But thirdly, there are wider issues than the welfare, physical and moral, of our own boys which make it impossible for us to take up any neutral attitude on this question. We cannot remain indifferent to that which affects so deeply both the status and the happiness of women. We cannot accept a standard for men which works out with the certainty of a mathematical law a pariah class of women. We cannot leave on one side the anguish of working-class mothers just because we belong to the protected classes, and it is not our girls that are sacrificed. At least, we women are ceasing to be as base as that, and God forgive us that, from want of thought rather than from want of heart, educated women could be found even to hold that the degradation of their own womanhood is a necessity!

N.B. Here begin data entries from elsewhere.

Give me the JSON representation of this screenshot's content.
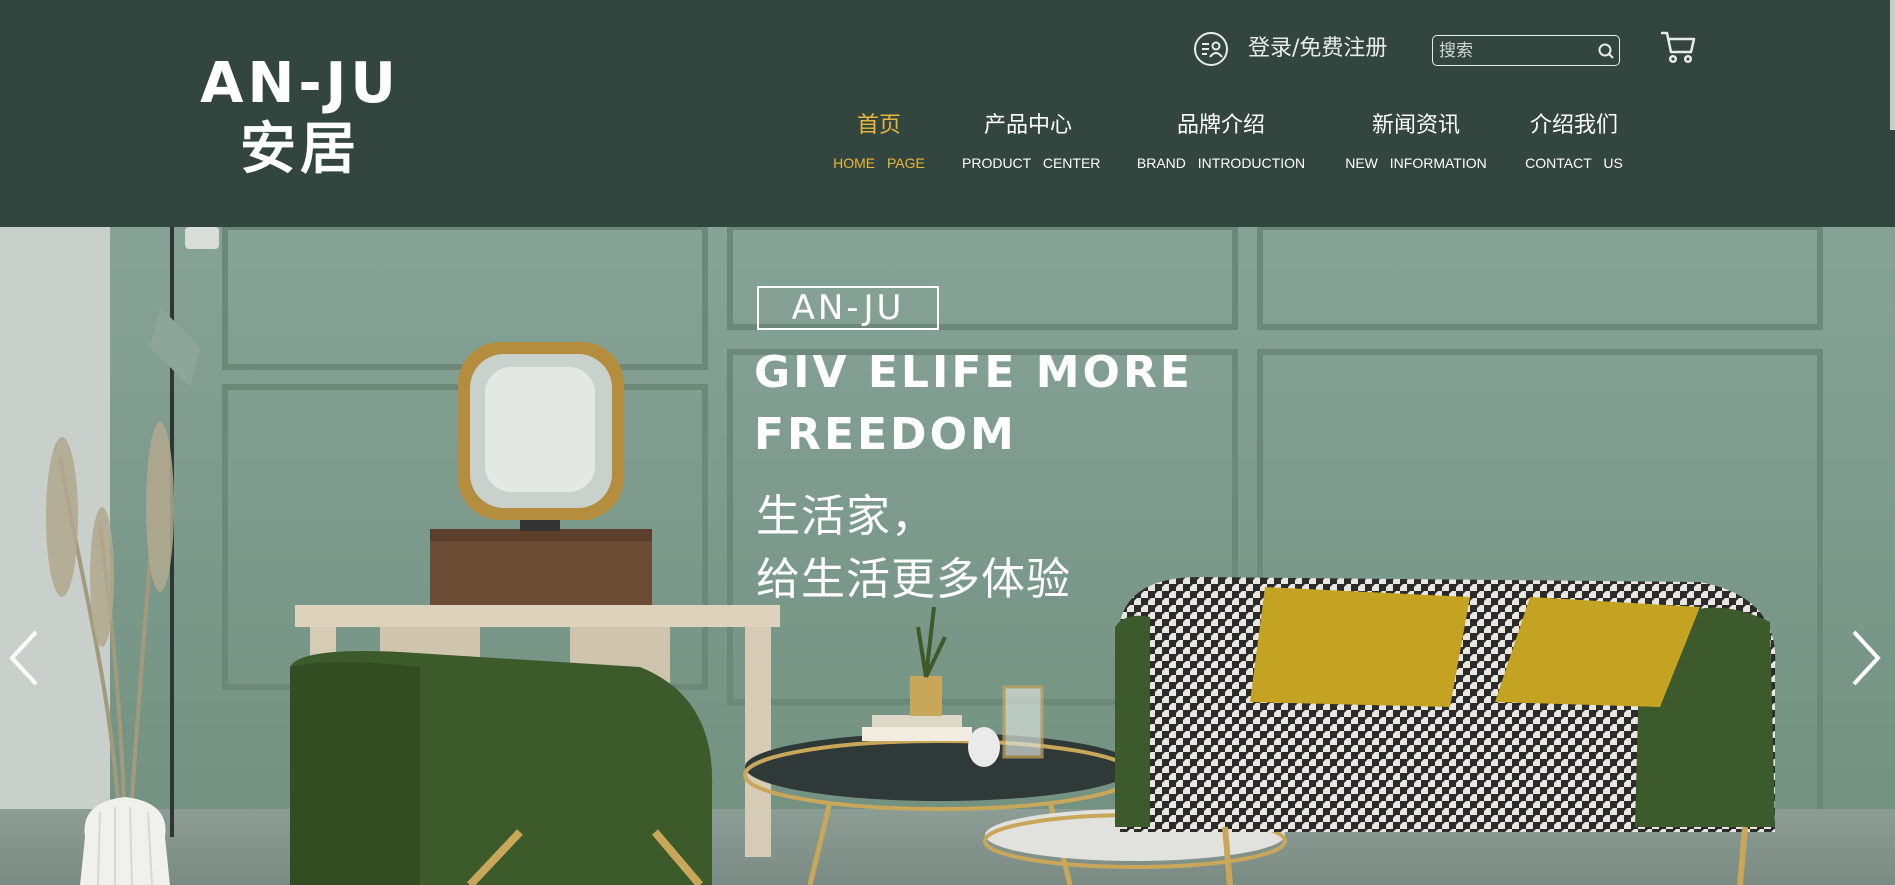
{
  "logo": {
    "en": "AN-JU",
    "cn": "安居"
  },
  "header": {
    "login_label": "登录/免费注册",
    "search_placeholder": "搜索",
    "icons": [
      "user-icon",
      "search-icon",
      "cart-icon"
    ]
  },
  "nav": {
    "items": [
      {
        "cn": "首页",
        "en": "HOME PAGE",
        "active": true
      },
      {
        "cn": "产品中心",
        "en": "PRODUCT CENTER",
        "active": false
      },
      {
        "cn": "品牌介绍",
        "en": "BRAND INTRODUCTION",
        "active": false
      },
      {
        "cn": "新闻资讯",
        "en": "NEW INFORMATION",
        "active": false
      },
      {
        "cn": "介绍我们",
        "en": "CONTACT US",
        "active": false
      }
    ]
  },
  "hero": {
    "tag": "AN-JU",
    "line1": "GIV ELIFE MORE",
    "line2": "FREEDOM",
    "cn_line1": "生活家，",
    "cn_line2": "给生活更多体验"
  },
  "colors": {
    "header_bg": "#33453f",
    "accent": "#e8b73c",
    "wall": "#7e9a8e",
    "sofa_green": "#3d5a2c",
    "pillow": "#c4a323"
  }
}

Take but one instance out of the many that crossed my via dolorosa of the anguish inflicted on the mothers of the poor. I take it, not because it is uncommon, but because it is typical.
At one of my mass meetings of working women in the North I was told at its close that a woman wished to speak with me in private. As soon as I could disengage myself from the crowd of mothers who were always eager to shake hands with me, and to bless me with tears in their eyes for taking up their cause, I went down the room, and there, in a dimly-lighted corner of the great hall, I found a respectable-looking woman waiting for me. I sat down by her side, and she poured out the pent-up sorrow of her heart before telling me the one great favor she craved at my hands. She had an only daughter, who at the age of sixteen she had placed out in service, at a carefully-chosen situation. We all know what a difficult age in a girl’s life is sixteen; but our girls we can keep under our own watchful care, and their little wilfulnesses and naughtinesses are got over within the four walls of a loving home, and are only the thorns that precede the perfect rose of womanhood. But the poor have to send their girls out into the great wicked world at this age to be bread-winners, often far away from a mother’s protecting care. The girl, however, in this case was a good, steady girl, and for a time did well. Then something unsettled her, and she left her first place, and got another situation. For a time it seemed all right, when suddenly her letters ceased. The mother wrote again and again, but got no answer. She wrote to her former place; they knew nothing of her. At last she saved up a little money and went to the town where she believed her girl to be. She sought out and found her last address. The family had gone away, and left no address. She made inquiries of the neighbors, of the police. Yes, they remembered the girl—a nice-looking girl with a bright color; but no one had seen her lately. It was as if a trap-door had opened and let her through. She had simply disappeared. In all that crowded city her mother could find no trace of her. “It is now thirteen years, ma’am, since I lost her.”